No significant difference was seen in the EDSS score.

"These results are consistent with the primary ASCEND results, showing the greatest effect in upper limb function, where there is more reserve capacity," Dr Giovannoni said.

"These results give us insights as to how we should be doing trials in more advanced disease. We should be developing outcome measures that capture both improving and worsening disease with more focus on upper limb function that has more reserve than lower limb function.

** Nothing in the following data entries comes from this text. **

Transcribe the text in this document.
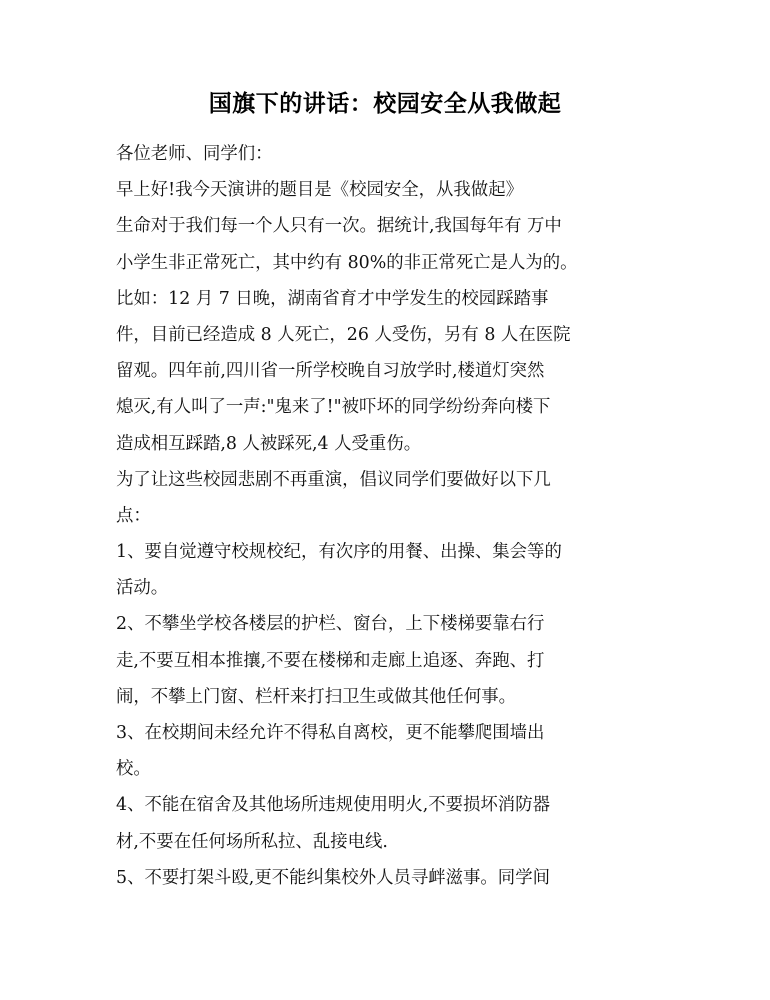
国旗下的讲话：校园安全从我做起
各位老师、同学们：
早上好!我今天演讲的题目是《校园安全，从我做起》
生命对于我们每一个人只有一次。据统计,我国每年有 万中
小学生非正常死亡，其中约有 80%的非正常死亡是人为的。
比如：12 月 7 日晚，湖南省育才中学发生的校园踩踏事
件，目前已经造成 8 人死亡，26 人受伤，另有 8 人在医院
留观。四年前,四川省一所学校晚自习放学时,楼道灯突然
熄灭,有人叫了一声:"鬼来了!"被吓坏的同学纷纷奔向楼下
造成相互踩踏,8 人被踩死,4 人受重伤。
为了让这些校园悲剧不再重演，倡议同学们要做好以下几
点：
1、要自觉遵守校规校纪，有次序的用餐、出操、集会等的
活动。
2、不攀坐学校各楼层的护栏、窗台，上下楼梯要靠右行
走,不要互相本推攘,不要在楼梯和走廊上追逐、奔跑、打
闹，不攀上门窗、栏杆来打扫卫生或做其他任何事。
3、在校期间未经允许不得私自离校，更不能攀爬围墙出
校。
4、不能在宿舍及其他场所违规使用明火,不要损坏消防器
材,不要在任何场所私拉、乱接电线.
5、不要打架斗殴,更不能纠集校外人员寻衅滋事。同学间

"They also tell us that the EDSS is a flawed outcome measure for more advanced disease. It is much less sensitive to change and does not capture sufficient change over a period of time. For us to be able to do reasonably powered, relatively quick trials in advanced disease, we need to get rid of the EDSS from the primary outcome and focus on more responsive measures, particularly upper limb function," he said.  

Suggesting Some Benefit

Commenting on the findings for Medscape Medical News, Edward Fox, MD, Multiple Sclerosis Clinic of Central Texas, Round Rock, who presented a post hoc analysis of the ORATORIO trial suggesting that ocrelizumab also improves upper limb function in primary progressive MS, noted the 9HPT is a good single marker of upper limb function.

"It really picks up whether a person can use a keyboard or a cell phone — important daily activities," he said.

Dr Fox agreed that after a certain point the EDSS was not a good marker of upper limb function and noted the 9HPT is "vastly more sensitive."

However, he added that currently the EDSS is required as the disability outcome in MS trials.

"But it is my hope that other ways to evaluate patents should be allowed, such as the 9 Hole Peg Test. This is a very easy way to measure progression of upper extremity function," he said.

Also commenting for Medscape Medical News, Jeff Cohen MD, Cleveland Clinic, Ohio, said many were surprised that ASCEND was negative because natalizumab is a potent medication and some of the other new drugs have shown benefit in the secondary progressive population. 

"Probably the main difference between the results of the various progressive trials was more to do with differences in the populations included. Earlier patients seem to do better," he said.

Discussing the current post hoc analysis, he said, "You always have to be careful with post hoc analyses but this does suggest some benefit."   

Dr Giovannoni sits on steering committees for AbbVie, Atara Bio, Biogen, Novartis, Roche, and Teva and receives consultancy fees from Biogen, Canbex, Genzyme-Sanofi, GlaxoSmithKline, Merck Serono, Novartis, Roche and Synthon.

7th Joint European Committee for Treatment and Research in Multiple Sclerosis-Americas Committee for Treatment and Research in Multiple Sclerosis (ECTRIMS-ACTRIMS) 2017. Parallel Session 6. Oral presentation 131.  Presented October 26, 2017.